Sound families essential
The principles of dad, mom and children are the principles that build civilizations. These ideals are the stuff that strong and secure future generations are made of. The selfish promotion of broken homes and lives only brings a curse that becomes, for the most part, hereditary and generational. That the sins of the fathers are visited on the children to the third and fourth generation is a divine principle.
Further, a number of Bible prophecies point forward to a world where these conditions prevail. The frame of reference is the “last days.” “But mark this: There will be terrible times in the last days. People will be lovers of themselves, lovers of money, boastful, proud, abusive, disobedient to their parents, ungrateful, unholy, without love, unforgiving, slanderous, without self-control, brutal, not lovers of the good, treacherous, rash, conceited, lovers of pleasure rather than lovers of God” (II Tim. 3:14 NIV as all quotes).

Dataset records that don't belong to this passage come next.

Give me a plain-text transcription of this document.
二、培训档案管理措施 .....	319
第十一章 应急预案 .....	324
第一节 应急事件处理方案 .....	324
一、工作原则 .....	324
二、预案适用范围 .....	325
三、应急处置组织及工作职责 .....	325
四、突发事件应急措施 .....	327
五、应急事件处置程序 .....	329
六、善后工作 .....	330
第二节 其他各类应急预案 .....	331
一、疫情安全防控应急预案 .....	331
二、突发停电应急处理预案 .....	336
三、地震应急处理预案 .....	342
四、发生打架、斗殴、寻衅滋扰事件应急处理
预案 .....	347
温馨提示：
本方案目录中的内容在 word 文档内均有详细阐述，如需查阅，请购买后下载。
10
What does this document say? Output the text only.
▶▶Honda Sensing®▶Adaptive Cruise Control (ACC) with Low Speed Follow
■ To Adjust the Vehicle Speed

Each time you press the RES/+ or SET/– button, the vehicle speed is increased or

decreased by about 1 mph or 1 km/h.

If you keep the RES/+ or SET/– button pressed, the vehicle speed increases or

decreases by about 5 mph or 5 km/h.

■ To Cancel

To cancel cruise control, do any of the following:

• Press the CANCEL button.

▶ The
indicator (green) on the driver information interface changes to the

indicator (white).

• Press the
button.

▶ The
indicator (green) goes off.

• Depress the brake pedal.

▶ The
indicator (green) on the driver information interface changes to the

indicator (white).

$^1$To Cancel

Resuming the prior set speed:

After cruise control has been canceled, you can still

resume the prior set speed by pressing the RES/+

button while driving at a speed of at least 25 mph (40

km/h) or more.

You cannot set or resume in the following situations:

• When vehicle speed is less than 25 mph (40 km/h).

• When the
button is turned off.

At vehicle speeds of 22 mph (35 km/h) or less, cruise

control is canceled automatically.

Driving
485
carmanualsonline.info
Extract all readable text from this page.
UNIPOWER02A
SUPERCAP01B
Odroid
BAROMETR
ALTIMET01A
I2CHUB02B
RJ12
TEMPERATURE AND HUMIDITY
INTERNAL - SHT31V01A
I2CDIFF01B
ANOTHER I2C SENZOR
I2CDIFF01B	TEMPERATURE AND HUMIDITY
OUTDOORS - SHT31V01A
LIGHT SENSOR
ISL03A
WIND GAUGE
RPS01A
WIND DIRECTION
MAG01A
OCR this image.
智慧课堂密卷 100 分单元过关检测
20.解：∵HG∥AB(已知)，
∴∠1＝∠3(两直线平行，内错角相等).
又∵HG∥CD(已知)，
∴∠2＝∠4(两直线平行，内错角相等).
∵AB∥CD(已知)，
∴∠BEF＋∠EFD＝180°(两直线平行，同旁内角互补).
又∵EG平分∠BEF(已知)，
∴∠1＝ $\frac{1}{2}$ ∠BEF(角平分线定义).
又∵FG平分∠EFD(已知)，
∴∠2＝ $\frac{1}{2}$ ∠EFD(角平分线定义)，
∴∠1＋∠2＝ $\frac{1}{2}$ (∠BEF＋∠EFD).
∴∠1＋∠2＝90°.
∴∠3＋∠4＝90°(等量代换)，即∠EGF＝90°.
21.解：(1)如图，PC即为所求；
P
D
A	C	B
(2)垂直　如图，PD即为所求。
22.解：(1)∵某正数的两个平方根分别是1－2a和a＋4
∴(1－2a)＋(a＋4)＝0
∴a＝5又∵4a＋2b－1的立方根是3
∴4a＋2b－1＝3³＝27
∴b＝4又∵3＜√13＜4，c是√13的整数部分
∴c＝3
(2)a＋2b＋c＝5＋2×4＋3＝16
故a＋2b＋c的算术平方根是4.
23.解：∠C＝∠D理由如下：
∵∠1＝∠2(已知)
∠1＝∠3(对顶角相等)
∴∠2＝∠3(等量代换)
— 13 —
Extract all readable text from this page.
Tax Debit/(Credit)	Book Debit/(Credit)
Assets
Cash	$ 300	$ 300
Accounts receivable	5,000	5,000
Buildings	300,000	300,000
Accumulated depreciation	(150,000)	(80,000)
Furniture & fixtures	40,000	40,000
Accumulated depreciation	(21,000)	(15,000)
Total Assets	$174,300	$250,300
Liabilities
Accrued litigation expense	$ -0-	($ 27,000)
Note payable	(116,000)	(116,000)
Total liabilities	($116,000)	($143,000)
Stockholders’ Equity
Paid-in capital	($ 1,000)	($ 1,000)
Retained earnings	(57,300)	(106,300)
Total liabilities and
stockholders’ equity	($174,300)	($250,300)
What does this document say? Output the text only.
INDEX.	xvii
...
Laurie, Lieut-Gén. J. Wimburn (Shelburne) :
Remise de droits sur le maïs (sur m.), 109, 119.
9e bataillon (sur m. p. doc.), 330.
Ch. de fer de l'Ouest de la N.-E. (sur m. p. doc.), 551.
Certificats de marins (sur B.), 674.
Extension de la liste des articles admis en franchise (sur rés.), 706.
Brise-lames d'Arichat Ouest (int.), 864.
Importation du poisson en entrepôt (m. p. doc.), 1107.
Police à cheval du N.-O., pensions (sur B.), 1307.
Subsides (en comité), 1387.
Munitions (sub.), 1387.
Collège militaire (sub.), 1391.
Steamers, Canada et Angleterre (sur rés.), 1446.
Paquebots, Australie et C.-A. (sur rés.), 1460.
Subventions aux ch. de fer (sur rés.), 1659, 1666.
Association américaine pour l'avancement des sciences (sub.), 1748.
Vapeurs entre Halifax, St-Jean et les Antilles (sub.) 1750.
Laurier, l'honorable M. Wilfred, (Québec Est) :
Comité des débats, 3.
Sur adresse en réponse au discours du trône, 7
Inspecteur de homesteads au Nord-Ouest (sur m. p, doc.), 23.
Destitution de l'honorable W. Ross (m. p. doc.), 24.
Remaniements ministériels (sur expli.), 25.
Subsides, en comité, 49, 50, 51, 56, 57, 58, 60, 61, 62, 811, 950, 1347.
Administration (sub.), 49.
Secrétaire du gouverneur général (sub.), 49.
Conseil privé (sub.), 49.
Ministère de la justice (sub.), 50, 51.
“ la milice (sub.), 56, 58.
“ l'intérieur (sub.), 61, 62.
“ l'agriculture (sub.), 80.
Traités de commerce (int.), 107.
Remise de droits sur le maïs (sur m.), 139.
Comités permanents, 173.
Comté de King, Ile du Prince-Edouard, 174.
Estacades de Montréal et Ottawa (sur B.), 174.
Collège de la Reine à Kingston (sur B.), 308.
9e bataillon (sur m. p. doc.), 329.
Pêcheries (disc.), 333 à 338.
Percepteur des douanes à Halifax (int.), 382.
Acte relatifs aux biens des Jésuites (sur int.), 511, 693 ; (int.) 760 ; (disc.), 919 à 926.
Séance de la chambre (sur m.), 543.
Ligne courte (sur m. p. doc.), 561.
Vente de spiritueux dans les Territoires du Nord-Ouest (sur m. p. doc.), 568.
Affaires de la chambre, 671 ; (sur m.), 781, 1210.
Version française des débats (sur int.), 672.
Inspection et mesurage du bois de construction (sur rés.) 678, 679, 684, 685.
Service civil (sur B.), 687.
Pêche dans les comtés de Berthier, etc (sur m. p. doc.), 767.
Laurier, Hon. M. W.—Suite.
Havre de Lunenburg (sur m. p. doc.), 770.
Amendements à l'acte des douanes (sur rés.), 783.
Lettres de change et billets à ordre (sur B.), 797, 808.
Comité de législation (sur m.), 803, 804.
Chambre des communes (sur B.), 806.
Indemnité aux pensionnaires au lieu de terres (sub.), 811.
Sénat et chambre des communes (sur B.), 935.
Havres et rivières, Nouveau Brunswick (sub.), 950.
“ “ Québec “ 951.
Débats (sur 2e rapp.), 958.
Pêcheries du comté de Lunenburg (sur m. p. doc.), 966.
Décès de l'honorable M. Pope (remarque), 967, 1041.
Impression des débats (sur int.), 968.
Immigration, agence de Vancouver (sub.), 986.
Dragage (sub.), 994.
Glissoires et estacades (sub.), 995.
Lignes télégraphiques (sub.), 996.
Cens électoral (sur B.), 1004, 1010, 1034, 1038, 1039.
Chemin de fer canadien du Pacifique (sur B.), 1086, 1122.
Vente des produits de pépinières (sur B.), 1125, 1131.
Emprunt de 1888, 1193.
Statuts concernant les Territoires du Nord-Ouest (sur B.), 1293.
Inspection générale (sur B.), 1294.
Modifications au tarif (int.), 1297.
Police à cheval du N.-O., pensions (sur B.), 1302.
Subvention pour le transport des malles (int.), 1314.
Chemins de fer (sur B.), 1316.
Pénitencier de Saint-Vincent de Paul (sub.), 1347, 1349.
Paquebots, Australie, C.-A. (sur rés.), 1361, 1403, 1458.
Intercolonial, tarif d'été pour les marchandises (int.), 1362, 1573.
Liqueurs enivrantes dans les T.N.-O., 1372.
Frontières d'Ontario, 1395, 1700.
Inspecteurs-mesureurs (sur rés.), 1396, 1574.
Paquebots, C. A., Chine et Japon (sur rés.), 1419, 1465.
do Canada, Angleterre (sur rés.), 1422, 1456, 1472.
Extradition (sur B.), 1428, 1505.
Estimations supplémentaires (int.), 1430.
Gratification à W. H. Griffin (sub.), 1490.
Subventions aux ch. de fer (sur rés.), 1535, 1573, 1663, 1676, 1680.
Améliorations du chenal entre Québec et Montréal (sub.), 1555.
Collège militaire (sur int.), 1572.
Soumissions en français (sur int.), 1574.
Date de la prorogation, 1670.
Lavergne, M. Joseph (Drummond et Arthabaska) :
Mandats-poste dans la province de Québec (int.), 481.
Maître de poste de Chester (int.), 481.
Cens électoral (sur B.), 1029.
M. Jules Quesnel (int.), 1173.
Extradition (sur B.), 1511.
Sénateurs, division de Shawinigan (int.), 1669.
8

It is noteworthy that, in the above, “lovers of themselves” precedes “disobedient to parents.” There is a direct cause and effect. The fifth of the 10 commandments adds insight: “Honor your father and your mother, as the LORD your God has commanded you, so that you may live long and that it may go well with you in the land the LORD your God is giving you” (Deut. 5:16). Significantly, Paul notes “This is the first commandment with a promise” (Eph. 6:2). When correct relationships are developed within the family, a blessing follows.
Jewish tradition
In Jewish tradition, the most obvious sign of the much-anticipated redemption is unity between the generations. But before this happens, there will be a moral plague of epidemic proportions that would manifest itself through family breakdown.
In the Jerusalem Post (April 8, 1995), Rabbi Riskin outlined this ancient tradition which is based on the words of Malachi: “I will send you the prophet Elijah before that great and dreadful day of the LORD comes. He will turn the hearts of the fathers to their children, and the hearts of the children to their fathers; or else I will come and strike the land with a curse” (Mal. 4:5-6). Rabbi Riskin rightly concludes that when we heal the family we heal the world. This is the future mission of Elijah to the Jewish people.
Further, in the Jewish tradition, parents have the personal responsibility for instructing their children. The tradition is well-founded on scripture: “Hear 0 Israel: The LORD our God, the LORD is one. Love the LORD your God with all your heart and with all your soul and with all your strength. These commandments that I give you today are to be upon your hearts. Impress them on your children. Talk about them when you sit at home and when you walk along the road, when you lie down and when you get up” (Deut. 6:4-8).
These words speak clearly of family fellowship. Children need to be instructed in the correct ways. They need family and instruction. If parents fail to provide an adequate base for this, children will seek family, fellowship and instruction on the street.
The hearts of the fathers the key
If parents are pursuing selfish causes in life, children will be neglected. Children will suffer. Children will rebel. Generation gaps will occur and the plague will be upon us as it already is.
But according to the words of the prophet, the change must take place first in the hearts of the fathers. If and when it happens in the hearts of fathers, the children will respond and the world will be healed. There is a coming work of redemption about to take place. The world will be redeemed and with it the families.
In the meantime, we need more fathers who will be courageous in commitment and responsibility. Fathers who will put their families on notice that when it comes to godly principles, there will be no compromise, no vote and little negotiation as to who will set clear guidelines of principle and practice. Fathers who will stand with Joshua of old are the key, fathers who will proclaim, “As for me and my house, we will serve the LORD.”